Katharina Schmidt - Belsunce - Art Cade - Photos © Aurélien Meimaris
Katharina Schmidt – plan_Belsunce_Belsunce#bains_douches (Détail), peinture murale, 35 x 2,55 m, 2021. Vue de l’exposition Belsunce – Art Cade – Photos © Aurélien Meimaris

Les aller-retour avec l’outil absorbent ou diffractent habilement la lumière naturelle qui vient du patio, comme avec celle qui tombe du plafond. Avec cette étonnante économie de moyen, les nuances ainsi créées construisent une ambiance singulière et changeante qui renvoie avec une certaine douceur à la matérialité très urbaine du quartier.
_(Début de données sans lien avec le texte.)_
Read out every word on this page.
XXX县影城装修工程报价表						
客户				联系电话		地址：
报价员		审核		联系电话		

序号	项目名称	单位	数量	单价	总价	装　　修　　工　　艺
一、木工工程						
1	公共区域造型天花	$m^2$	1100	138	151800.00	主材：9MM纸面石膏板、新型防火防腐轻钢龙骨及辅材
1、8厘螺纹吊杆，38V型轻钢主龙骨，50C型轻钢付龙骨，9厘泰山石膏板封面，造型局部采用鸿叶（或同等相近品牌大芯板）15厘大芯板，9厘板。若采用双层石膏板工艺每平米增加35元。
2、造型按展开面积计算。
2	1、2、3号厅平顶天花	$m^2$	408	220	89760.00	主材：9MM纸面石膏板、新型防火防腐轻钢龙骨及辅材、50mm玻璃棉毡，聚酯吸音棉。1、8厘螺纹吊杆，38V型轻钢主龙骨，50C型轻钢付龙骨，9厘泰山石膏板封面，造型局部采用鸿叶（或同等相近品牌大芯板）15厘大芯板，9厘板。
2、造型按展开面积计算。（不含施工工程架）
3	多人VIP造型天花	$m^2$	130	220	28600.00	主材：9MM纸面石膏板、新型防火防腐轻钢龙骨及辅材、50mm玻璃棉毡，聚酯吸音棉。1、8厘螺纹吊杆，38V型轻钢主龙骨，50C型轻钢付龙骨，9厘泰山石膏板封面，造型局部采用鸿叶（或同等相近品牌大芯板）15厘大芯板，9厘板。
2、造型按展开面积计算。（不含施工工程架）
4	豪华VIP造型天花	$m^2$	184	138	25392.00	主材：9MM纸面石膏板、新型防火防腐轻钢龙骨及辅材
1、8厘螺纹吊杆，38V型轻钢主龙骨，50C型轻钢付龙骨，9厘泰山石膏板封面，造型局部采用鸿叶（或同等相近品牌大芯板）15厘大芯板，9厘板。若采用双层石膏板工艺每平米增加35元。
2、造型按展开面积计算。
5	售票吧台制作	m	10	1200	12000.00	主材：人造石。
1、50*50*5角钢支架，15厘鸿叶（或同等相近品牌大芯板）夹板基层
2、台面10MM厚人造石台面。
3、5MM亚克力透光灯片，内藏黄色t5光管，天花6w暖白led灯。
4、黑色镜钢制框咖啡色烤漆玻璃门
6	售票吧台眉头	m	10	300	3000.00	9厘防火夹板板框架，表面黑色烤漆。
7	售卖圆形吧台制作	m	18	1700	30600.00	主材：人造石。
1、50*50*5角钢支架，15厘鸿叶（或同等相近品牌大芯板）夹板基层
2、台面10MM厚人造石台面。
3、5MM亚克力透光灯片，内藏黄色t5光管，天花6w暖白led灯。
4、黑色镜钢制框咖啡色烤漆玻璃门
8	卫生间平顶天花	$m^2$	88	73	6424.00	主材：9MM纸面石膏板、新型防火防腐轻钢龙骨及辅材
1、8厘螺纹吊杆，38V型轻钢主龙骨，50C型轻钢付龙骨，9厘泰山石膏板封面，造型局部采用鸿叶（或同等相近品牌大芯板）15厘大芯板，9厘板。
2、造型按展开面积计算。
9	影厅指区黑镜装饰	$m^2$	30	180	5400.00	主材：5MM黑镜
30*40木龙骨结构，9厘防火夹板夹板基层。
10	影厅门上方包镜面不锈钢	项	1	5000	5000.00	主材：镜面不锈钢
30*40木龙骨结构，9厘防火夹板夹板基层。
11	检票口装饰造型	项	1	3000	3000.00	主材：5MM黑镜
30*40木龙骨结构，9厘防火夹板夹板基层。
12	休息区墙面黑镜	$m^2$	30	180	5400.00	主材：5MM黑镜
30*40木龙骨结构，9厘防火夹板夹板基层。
Katharina Schmidt - Belsunce - Art Cade - Photos © Aurélien Meimaris
Katharina Schmidt – plan_Belsunce_Belsunce#bains_douches, peinture murale, 35 x 2,55 m, 2021. Vue de l’exposition Belsunce – Art Cade – Photos © Aurélien Meimaris

Après un QR Code qui permet de télécharger la fiche de salle, le parcours débute avec un dessin numérique, réalisé à partir d’une vue aérienne extraite de Google Earth, qui révèle la trame du quartier. Reproduite au pochoir, cette image, comme le mot Belsunce inscrit sur les murs, évoque les tags et les graffitis qui font partie de l’univers du centre-ville. Ce plan, qui est aussi le visuel de l’exposition, parait toutefois un peu énigmatique…

Katharina Schmidt - Belsunce - Art Cade - Photos © Aurélien Meimaris
Katharina Schmidt – plan_Belsunce_Belsunce#bains_douches (Détail), peinture murale, 35 x 2,55 m, 2021. Vue de l’exposition Belsunce – Art Cade – Photos © Aurélien Meimaris

En effet, le nord est à gauche. Il faut donc mentalement la faire pivoter d’un quart de tour sur la droite. On peut alors aisément repérer les limites du quartier considérées par Katharina Schmidt : entre la gare Saint-Charles, les boulevards d’Athènes et Dugomier, la Canebière, le cours Belsunce, les rues d’Aix et Bernard du bois…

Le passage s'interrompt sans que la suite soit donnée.